En son ne zaman birine sarıldınız?
Ya da en son size sarılan kimdi?
Nasıl hissettiniz? Neler duyumsadınız?

Özellikle pandeminin hayatlarımıza girmesiyle birlikte fiziksel temas son 2 senedir minimum düzeye indi. Yapılan en son araştırmalar gösteriyor ki Covid 19 ile birlikte anksiyete, depresyon, panik bozukluk hastalıklarında ciddi bir artış yaşanıyor. Özellikle yoğun bakım süreçleri, sosyal ilgi eksikliği ve zorunlu yalnızlık durumu bu artışın nedenleri olarak gösteriliyor. Sarılmak oldukça özel hissettiren, sıcak ve samimi bir hamledir.

Birçok sarılma türü vardır. Erotik sarılma, dostane sarılma, ebeveyn sarılması, sevgi sarılması, sakinleştirme sarılması gibi… Tüm bu çeşitlerin tek ortak noktası ise sarılmanın sihirli etkileridir. Canı yanan, öfkelenen veya üzülen birine sarıldığınızda nasıl da sakinleştiğini hatırlayın. Üzüntülü zamanlarda, kaygılı zamanlarda en çok neye ve kime ihtiyaç duyarsınız? Sevilen birinin bir sarılışı, bir sırt sıvazlaması ne kadar kıymetli olur bu zamanlarda…

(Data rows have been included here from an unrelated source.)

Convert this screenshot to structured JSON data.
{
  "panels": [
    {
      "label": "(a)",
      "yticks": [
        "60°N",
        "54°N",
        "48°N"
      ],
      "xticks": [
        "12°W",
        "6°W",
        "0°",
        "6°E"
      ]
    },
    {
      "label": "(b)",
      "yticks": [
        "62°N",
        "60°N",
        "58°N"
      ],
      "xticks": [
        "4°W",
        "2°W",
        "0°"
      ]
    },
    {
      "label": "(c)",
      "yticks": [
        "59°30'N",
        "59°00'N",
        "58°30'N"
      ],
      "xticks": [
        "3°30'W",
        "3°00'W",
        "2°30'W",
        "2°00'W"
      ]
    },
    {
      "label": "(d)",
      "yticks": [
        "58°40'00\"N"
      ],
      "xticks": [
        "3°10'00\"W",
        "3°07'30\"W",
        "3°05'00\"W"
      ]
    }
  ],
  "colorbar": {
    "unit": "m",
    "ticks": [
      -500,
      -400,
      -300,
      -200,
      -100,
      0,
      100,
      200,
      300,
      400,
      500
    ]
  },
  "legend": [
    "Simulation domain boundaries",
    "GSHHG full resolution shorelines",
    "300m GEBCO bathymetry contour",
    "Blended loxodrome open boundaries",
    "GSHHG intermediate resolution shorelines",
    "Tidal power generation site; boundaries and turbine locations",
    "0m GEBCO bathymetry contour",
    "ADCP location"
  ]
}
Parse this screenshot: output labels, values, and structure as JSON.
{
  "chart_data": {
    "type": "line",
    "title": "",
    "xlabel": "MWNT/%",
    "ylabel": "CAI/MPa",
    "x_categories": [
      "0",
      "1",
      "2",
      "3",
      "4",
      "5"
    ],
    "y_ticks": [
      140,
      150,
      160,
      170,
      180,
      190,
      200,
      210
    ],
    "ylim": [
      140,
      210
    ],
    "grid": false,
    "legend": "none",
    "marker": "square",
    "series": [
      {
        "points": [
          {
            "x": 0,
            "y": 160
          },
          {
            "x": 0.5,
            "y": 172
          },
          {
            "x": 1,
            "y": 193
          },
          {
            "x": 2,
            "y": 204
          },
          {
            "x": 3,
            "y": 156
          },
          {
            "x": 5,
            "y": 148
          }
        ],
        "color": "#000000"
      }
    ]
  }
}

Peki, sarılmak neden bu kadar etkili dersiniz? Sebebi, halk arasında aşk hormonu olarak da bilinen okitosin hormonu. Çünkü sevdiğimiz biriyle kurduğumuz temas ile birlikte bedenimiz oksitosin ve endorfin salgılamaya başlıyor.

Bağışıklığı ve kalp sağlığını destekliyor

Stres, bağışıklık sistemimizin en sinsi düşmanlarından biri ne yazık ki. Sarılmak stres seviyesini düşürdüğünden dolayı, sarılma eylemi aynı zamanda güçlü bir bağışıklığı da destekliyor. Diğer bir etkisi ise kalp sağlığı üzerinedir. Oksitosinin kalp hastalıklarına yakalanma riskini azalttığı bilimsel bir gerçek. Yaklaşık 20 saniye boyunca sarılmanın kan basıncını düşürdüğü ve kalp atışlarını yavaşlattığı biliniyor.

İyi bir ağrı kesici

Sarılma anında gerçekleşen küçük dokunuşlar, “afferent c” denilen sinirleri harekete geçiriyor. Bu sinirler ise endorfin salgılanmasını sağlıyor. Ağrı kesici etkisi yapan endorfinler daha az acı çekmemizi ve sakinleşmemizi sağlıyor.

İkili ilişkilerin olmazsa olmazı

Bu hormon aynı zamanda ikili ilişkilerde kişilerin birbirine bağlanmasını ve aşk duygusunun oluşmasını sağlayan temel bileşendir. Bir grup bilim insanı 22 çifti 32 yıl boyunca inceledi. Çalışmaları, çiftlerin sarılma sırasında solunum ve kardiyak ritimlerinin senkronize olduğunu gösterdi. Sadece bu da değil, her iki tarafın beyin dalgaları da senkronize oluyordu. Diğer bir deyişle, birine sarılınca, o kişinin frekansıyla eşleşiyorsunuz. Duyguların biyolojiyi düzenlediği bir sakinliğe giriliyor.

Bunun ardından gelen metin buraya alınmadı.